En el hotel, ya habían limpiado la habitación de Sharko. Sábanas limpias, cama hecha, productos de higiene repuestos. El policía sacó su vieja maleta de debajo de la cama. La abrió y de ella extrajo un ordenador portátil.
Lucie inclinó discretamente la cabeza, con el ceño fruncido.
– ¿Eso que tienes en la maleta es un bote de salsa?
Sharko cerró la maleta rápidamente, cerró la cremallera y encendió el ordenador.
– Siempre he tenido problemas con los regímenes.
– Entre eso y las castañas confitadas… En vista del color, me temo que no ha soportado bien el viaje.
Sharko hizo oídos sordos e introdujo el pen drive en el puerto USB de su PC, y se abrió una ventana con dos carpetas, con los nombres «Szpilman's discovery» y «Barley Brain Washing».
– Es la misma estructura arborescente que en el ordenador de Rotenberg. Era prudente y guardó copia de sus datos.
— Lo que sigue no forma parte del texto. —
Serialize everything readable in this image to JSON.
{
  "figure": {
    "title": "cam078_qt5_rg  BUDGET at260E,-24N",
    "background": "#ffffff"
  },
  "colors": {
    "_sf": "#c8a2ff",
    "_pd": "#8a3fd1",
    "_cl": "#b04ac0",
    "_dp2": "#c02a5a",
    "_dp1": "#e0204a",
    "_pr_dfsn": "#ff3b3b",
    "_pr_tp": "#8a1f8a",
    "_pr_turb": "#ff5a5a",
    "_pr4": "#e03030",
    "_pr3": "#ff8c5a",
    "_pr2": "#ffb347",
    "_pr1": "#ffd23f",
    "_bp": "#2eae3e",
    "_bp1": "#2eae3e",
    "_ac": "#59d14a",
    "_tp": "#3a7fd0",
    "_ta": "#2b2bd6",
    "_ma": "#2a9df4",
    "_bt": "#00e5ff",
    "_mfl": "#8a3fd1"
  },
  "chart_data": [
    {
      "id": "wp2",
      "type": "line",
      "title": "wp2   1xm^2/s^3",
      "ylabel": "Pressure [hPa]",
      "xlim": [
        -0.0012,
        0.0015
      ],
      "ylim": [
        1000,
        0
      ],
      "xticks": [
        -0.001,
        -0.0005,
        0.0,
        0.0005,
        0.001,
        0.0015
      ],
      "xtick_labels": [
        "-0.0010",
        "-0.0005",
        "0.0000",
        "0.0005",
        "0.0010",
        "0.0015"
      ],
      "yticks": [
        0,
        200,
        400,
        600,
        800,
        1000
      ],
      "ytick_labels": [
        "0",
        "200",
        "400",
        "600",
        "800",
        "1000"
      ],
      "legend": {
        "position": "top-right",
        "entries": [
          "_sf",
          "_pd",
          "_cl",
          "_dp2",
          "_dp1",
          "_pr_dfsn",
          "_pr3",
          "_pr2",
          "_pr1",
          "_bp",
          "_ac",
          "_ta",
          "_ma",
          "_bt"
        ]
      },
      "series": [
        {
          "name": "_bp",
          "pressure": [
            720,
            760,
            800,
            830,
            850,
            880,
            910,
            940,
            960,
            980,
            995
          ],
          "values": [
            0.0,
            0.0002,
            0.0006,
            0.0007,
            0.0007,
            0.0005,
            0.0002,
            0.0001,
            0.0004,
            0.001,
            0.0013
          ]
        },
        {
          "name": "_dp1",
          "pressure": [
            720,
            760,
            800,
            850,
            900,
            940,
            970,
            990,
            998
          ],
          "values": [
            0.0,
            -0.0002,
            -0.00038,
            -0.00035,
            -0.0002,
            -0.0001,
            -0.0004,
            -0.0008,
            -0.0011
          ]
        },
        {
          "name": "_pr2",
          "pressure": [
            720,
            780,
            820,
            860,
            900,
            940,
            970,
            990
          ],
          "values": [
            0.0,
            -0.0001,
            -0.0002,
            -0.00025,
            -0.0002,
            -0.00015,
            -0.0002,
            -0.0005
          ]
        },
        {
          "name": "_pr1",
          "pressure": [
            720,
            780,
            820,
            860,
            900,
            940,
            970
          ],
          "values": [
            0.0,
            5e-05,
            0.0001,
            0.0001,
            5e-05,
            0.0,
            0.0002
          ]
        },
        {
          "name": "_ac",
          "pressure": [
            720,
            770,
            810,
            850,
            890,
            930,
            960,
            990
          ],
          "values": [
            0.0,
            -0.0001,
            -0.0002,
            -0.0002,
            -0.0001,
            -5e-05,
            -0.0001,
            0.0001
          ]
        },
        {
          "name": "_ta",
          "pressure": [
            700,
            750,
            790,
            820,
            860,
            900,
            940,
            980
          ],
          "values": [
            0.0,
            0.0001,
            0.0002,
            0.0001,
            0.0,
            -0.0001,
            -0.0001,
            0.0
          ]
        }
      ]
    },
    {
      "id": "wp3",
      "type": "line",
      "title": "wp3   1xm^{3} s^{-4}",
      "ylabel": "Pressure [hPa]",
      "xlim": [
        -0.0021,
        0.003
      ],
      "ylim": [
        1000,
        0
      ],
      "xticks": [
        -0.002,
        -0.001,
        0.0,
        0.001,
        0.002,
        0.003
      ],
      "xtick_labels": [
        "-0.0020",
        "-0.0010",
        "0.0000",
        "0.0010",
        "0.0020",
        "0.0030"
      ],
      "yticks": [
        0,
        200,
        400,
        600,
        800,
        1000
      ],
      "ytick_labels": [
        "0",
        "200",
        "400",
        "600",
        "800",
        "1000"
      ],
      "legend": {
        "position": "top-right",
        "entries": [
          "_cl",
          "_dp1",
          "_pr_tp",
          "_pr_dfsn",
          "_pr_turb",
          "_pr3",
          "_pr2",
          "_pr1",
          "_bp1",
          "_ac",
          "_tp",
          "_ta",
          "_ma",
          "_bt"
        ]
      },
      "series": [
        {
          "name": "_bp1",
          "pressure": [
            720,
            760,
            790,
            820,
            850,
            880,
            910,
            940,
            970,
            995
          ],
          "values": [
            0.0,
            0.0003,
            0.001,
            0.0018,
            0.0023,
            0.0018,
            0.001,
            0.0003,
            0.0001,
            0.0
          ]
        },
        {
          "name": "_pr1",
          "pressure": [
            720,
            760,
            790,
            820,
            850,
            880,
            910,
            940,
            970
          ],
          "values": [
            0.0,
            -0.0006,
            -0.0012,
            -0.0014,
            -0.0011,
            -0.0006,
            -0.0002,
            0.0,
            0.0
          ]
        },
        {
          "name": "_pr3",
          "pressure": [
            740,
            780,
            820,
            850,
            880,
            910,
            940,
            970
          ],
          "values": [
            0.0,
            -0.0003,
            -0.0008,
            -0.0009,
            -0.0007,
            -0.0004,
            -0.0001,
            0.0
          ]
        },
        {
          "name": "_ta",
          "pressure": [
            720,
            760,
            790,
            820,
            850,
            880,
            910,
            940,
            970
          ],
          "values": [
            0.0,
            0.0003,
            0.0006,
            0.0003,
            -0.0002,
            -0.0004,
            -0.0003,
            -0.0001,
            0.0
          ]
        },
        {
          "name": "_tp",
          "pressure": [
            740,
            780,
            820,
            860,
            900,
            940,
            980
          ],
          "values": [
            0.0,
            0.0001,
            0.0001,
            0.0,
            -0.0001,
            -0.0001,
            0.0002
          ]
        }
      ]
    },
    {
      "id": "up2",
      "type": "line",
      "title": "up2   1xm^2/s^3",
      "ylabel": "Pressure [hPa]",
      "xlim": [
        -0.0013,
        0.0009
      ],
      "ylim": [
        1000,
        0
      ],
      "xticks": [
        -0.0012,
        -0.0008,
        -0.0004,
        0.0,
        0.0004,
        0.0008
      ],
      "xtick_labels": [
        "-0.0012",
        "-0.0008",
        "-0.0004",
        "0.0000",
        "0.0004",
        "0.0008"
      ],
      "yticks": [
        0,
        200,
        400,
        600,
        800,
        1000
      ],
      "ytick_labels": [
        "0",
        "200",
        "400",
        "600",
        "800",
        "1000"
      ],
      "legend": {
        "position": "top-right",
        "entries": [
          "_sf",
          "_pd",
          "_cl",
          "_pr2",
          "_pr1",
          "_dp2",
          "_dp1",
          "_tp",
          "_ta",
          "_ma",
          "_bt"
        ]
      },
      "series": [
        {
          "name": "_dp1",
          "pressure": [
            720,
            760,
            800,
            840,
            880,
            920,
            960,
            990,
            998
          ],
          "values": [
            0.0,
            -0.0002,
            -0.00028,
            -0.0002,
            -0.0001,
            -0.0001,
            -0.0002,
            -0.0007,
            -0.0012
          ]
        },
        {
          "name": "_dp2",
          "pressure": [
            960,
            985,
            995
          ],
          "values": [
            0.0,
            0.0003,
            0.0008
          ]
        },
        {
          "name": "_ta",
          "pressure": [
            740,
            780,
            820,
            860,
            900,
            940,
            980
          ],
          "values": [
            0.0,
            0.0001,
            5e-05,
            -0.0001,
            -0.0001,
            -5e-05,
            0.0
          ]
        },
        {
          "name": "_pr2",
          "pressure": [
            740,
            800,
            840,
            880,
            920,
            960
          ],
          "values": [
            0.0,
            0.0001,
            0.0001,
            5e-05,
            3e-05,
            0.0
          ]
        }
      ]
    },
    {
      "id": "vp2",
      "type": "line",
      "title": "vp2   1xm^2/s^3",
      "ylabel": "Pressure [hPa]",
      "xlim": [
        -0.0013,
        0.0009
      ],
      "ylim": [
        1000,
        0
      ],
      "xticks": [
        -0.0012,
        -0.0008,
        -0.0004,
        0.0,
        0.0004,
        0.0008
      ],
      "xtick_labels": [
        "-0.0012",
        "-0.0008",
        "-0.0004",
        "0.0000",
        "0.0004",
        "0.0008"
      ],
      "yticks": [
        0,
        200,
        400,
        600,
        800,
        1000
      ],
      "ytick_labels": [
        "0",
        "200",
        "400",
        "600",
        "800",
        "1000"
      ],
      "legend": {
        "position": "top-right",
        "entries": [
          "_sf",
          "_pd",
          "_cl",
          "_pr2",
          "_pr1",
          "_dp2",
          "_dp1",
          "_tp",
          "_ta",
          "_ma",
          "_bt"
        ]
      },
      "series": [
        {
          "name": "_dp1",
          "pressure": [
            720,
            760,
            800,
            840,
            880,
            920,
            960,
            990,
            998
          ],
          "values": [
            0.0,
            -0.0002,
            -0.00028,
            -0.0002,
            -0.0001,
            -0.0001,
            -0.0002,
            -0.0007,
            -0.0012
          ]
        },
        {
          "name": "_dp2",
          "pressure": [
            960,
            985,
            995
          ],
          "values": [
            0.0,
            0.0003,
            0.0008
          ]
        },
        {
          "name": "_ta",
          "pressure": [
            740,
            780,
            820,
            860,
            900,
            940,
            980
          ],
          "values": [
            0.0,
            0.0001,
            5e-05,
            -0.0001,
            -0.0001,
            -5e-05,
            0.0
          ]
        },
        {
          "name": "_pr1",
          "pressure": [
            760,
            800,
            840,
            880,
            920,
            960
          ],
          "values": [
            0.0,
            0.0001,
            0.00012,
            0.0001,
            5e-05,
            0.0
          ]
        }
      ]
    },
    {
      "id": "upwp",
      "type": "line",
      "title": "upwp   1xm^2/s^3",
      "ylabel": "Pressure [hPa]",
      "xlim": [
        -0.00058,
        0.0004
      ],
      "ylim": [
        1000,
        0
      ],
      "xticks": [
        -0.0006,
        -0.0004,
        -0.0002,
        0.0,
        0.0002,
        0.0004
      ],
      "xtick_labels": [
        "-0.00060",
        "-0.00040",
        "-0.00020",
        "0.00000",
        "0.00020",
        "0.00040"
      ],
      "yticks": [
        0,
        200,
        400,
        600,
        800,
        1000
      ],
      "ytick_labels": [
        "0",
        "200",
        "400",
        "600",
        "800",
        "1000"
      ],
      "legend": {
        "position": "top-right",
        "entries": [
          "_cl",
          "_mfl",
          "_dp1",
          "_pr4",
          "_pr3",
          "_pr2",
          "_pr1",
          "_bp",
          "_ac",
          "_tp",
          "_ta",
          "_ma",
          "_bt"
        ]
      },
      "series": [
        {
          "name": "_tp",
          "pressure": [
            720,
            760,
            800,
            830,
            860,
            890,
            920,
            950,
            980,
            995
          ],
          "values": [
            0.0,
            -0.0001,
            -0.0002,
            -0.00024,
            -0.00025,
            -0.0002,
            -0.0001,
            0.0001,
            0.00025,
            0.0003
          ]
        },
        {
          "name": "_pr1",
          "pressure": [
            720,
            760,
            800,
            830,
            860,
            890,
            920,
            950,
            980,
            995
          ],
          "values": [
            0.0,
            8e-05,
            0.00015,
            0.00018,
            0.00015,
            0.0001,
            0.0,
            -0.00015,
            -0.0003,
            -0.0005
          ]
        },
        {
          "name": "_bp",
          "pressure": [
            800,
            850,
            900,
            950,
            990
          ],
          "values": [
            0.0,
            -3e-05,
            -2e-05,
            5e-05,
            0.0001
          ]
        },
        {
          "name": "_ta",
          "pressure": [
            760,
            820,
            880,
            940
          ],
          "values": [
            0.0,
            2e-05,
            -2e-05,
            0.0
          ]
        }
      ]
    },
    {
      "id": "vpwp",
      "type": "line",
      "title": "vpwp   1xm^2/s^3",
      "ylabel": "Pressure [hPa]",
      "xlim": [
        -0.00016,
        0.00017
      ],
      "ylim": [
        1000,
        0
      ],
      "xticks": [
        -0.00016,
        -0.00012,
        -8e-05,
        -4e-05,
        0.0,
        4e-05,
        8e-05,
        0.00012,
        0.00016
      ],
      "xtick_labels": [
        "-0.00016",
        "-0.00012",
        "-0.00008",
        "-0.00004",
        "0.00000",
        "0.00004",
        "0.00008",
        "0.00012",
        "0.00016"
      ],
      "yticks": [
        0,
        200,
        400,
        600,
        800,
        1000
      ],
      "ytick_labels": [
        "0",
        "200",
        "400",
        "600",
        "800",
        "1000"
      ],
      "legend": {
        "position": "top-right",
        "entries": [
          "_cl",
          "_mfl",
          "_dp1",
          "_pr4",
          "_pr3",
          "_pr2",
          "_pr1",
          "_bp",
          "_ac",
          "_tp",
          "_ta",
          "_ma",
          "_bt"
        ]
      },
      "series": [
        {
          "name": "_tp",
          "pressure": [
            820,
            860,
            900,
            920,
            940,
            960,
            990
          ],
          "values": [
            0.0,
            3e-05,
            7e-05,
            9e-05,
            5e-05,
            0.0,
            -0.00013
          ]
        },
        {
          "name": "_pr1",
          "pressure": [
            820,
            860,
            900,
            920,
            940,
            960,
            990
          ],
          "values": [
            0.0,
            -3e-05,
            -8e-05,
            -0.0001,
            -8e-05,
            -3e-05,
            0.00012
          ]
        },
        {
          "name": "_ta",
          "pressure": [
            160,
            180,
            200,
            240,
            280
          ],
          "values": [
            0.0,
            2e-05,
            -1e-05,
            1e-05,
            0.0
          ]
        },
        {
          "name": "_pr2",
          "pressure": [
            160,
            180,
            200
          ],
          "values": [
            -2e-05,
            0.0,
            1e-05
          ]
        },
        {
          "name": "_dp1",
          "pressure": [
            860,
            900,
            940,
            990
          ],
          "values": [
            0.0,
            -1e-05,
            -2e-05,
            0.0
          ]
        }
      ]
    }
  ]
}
– ¿Cuál quieres primero, Barley o Szpilman?
– Barley. El abogado me mostró fotos sobre el condicionamiento de los pacientes, pero había también un fichero de un vídeo. Un film que Sanders proyectaba a sus pacientes para lavarles el cerebro.
Sharko obedeció. Clicó sobre el archivo «Brainwash01.avi».
– 01… Eso debe de querer decir que hubo otros muchos.
Ya desde la primera imagen, ambos policías comprendieron inmediatamente. Sharko le dio al botón de pausa y señaló con el índice la parte superior derecha de la imagen. Se volvió hacia Lucie con aspecto muy serio.
– El círculo blanco… El mismo que en la bobina maldita.
– El mismo también de los crash films. La marca de fábrica de Jacques Lacombe.
Un silencio grave y tras éste la voz de Lucie, cristalina.
– Trabajaba para la CIA. Jacques Lacombe trabajaba para la CIA.
Lucie tuvo la impresión de que encajaba otra parte del puzzle. Las piezas se imbricaban de manera lógica, implacable.
– Eso explica que se instalara en Washington en 1951, allí donde tiene su sede la agencia de inteligencia. Y luego su traslado a Canadá, cuando el Mkultra se desarrollaba allí. Le reclutarían igual que reclutaron a Sanders… Primero se interesarían por sus films, sus técnicas de manipulador del inconsciente. Luego se pondrían en contacto con él y, como en el caso del psiquiatra, le proporcionarían una tapadera, el trabajo como proyeccionista, y a buen seguro una buena cuenta en el banco.
– Reclutaron a los mejores, en el mundo entero. Científicos, médicos, ingenieros e incluso un cineasta. Necesitaban a alguien que realizara esos vídeos que proyectaban a los pacientes.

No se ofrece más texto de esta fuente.